Those methods have the same name and parameters and therefore obviously conflict.

Alas, this is still not enough. Consider this:

interface Foo<T> {
  void foo(T t);
}
interface SubFoo extends Foo<String> {
  void foo(String t);
}

Those two methods would erase - respectively - to:

void foo(Object t);
void foo(String t);

That's a bummer! The erasure of the two methods differs but the two methods still very much conflict. In fact, one of them is overriding the other! In case you are curious how this works in Java: The compiler generates a synthetic bridge method in SubFoo that delegates to the more specific one:

void foo(Object t) {
  this.foo((String) t);
}

We solve this problem by falling down into the slow path, explicitly checking whether one method overrides the other if the parameter type erasure doesn't match. Only doing this when needed speeds up the process.

Checking for overrides

To detect whether one method overrides we perform a suite of basic checks:

  • Do the methods have the same name?
  • The same parameter count? The same parameter types?
  • Is the declaring type of the first a subtype of the other?
  • Are the methods static? Then they can not override anything!

If all of these check out, we grab the biggest hammer we can find in our toolbox: Method adaption. If a method overrides another, their types' erasure must match after adapting the superclass method to the subclass. In our conflict check example above:

interface Foo<T> {
  void foo(T t);
}
interface SubFoo extends Foo<String> {
  void foo(String t);
}

We would adapt the superclass method to:

void foo(String t);

Which is a match even before computing the type erasure!

Checking whether the same method signatures are the same

If overriding was too easy, this introduces another layer of complexity. Two methods have the same signature if they have the same types after adapting the types.

If two methods conflict or override each other they obviously have the same signature. But there is another way that can happen and for this context is everything. In the explanation at the start we casually stated that the types should be "adapted". But to what? Type adaption needs a context! The answer isn't clear-cut here and the only user of this function (AllMethodsSameSignatureFunction) does the right thing. But let's have a look at an example to illustrate this point:

interface InterfaceB<T> {
  void foo(T t);
}
class TypeA {
  void foo(Exception e) {}
}

class TypeB extends TypeA implements InterfaceB<Exception> {}

The interesting question here is whether TypeA#foo and InterfaceB#foo have the same signature. If TypeB would not exist the answer is a resounding No!

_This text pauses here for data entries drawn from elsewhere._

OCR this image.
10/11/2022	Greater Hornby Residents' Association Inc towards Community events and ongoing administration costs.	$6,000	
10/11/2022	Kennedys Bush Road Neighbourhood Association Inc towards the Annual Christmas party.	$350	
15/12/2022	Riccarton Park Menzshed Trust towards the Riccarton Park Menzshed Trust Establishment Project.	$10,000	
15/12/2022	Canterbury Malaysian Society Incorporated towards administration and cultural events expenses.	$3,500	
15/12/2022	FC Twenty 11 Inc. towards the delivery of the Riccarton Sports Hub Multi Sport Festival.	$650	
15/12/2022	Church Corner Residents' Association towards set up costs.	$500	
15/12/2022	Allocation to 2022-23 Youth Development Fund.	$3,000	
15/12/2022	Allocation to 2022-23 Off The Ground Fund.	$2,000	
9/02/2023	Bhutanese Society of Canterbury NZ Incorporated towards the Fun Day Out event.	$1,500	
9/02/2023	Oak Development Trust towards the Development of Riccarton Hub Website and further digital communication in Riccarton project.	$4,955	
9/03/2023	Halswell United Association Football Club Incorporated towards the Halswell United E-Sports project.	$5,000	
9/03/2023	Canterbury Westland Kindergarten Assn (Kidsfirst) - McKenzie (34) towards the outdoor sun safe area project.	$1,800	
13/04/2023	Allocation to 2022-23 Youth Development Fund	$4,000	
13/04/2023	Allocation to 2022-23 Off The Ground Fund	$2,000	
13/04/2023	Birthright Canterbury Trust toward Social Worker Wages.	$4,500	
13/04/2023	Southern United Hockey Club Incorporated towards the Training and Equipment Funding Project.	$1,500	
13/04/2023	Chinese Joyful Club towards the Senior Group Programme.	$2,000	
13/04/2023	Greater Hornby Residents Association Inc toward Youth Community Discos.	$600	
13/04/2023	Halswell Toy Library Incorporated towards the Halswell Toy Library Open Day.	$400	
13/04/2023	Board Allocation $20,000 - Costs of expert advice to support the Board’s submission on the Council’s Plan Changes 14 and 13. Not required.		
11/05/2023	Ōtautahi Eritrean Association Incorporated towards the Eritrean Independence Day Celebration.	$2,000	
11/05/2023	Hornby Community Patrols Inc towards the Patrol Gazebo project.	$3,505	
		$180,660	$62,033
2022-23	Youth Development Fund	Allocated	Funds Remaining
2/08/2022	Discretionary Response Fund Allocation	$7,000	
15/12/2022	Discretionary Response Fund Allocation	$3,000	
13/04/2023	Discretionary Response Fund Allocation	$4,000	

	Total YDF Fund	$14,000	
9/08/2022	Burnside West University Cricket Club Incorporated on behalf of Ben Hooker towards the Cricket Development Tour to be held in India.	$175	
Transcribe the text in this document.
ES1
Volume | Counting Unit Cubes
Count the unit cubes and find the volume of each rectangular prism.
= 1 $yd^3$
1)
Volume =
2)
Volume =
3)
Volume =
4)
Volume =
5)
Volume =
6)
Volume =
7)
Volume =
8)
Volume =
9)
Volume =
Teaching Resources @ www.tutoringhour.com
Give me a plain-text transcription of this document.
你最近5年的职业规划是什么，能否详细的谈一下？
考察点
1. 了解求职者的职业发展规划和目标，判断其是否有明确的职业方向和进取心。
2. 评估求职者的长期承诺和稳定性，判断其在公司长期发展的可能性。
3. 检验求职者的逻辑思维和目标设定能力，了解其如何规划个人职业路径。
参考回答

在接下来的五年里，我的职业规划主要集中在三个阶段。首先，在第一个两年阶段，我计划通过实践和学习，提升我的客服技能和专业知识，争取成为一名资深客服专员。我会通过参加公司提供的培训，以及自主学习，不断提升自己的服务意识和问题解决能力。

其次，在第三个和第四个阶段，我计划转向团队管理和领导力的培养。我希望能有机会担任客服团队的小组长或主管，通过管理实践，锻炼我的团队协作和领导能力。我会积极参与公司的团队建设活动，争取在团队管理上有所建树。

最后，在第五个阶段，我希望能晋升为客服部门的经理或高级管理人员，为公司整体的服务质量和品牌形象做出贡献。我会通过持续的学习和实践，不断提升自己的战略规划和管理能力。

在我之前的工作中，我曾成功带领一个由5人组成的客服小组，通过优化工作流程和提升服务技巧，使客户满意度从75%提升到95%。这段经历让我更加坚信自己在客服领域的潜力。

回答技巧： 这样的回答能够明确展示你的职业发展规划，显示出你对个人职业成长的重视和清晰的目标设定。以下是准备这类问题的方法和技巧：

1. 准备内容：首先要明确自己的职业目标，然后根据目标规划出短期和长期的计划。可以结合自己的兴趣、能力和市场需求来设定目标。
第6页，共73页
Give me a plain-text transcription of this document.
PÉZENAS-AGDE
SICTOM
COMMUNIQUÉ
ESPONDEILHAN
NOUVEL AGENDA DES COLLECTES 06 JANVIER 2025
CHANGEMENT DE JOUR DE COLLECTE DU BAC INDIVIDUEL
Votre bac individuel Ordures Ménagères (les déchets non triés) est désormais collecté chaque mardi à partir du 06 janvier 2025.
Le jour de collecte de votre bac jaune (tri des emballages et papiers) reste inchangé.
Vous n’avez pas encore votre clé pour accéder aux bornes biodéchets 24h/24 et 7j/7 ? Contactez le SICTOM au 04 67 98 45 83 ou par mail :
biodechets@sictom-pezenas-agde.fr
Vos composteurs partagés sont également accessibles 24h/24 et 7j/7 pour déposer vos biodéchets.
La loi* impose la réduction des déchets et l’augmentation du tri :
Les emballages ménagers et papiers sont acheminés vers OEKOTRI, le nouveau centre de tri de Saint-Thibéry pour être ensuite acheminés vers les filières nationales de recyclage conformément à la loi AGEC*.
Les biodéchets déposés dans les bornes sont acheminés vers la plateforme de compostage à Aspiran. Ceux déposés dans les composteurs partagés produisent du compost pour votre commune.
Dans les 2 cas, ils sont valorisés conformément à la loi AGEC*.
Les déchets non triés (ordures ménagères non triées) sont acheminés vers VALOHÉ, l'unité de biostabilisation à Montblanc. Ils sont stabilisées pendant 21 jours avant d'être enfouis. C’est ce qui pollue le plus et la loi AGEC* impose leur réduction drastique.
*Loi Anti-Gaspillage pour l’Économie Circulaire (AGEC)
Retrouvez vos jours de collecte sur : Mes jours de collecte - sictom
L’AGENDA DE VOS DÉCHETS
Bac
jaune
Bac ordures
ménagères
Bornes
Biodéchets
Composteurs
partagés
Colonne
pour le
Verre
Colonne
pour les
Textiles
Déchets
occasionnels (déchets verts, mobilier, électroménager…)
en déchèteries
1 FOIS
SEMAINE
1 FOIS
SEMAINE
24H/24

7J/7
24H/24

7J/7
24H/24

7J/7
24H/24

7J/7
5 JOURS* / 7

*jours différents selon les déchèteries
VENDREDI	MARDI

  • the two methods have different parameter types. TypeB makes this harder though. It implements the interface with the same type TypeA uses in its method and, in fact, the foo method TypeB inherits from TypeA is actually the implementation TypeB uses! In some sense, TypeA#foo "implements" InterfaceB#foo here and they do share the same signature!

To solve this problem, isSameSignature first adapts both input methods to its context and then passes the resulting methods to isConflicting. In the example above the adaption would produce

void foo(Exception t); // from InterfaceB
void foo(Exception e); // from TypeA

and isConflicting would return true. Crisis averted.

Parting words

With this you are hopefully well-equipped to tackle the implementation. The first drafts actually weren't much longer than this document - but over time more and more of the problems above arose. Today, the adaption code is a bit more lengthy but hopefully split up well enough that you can go bug hunting after reading this document. Happy coding :)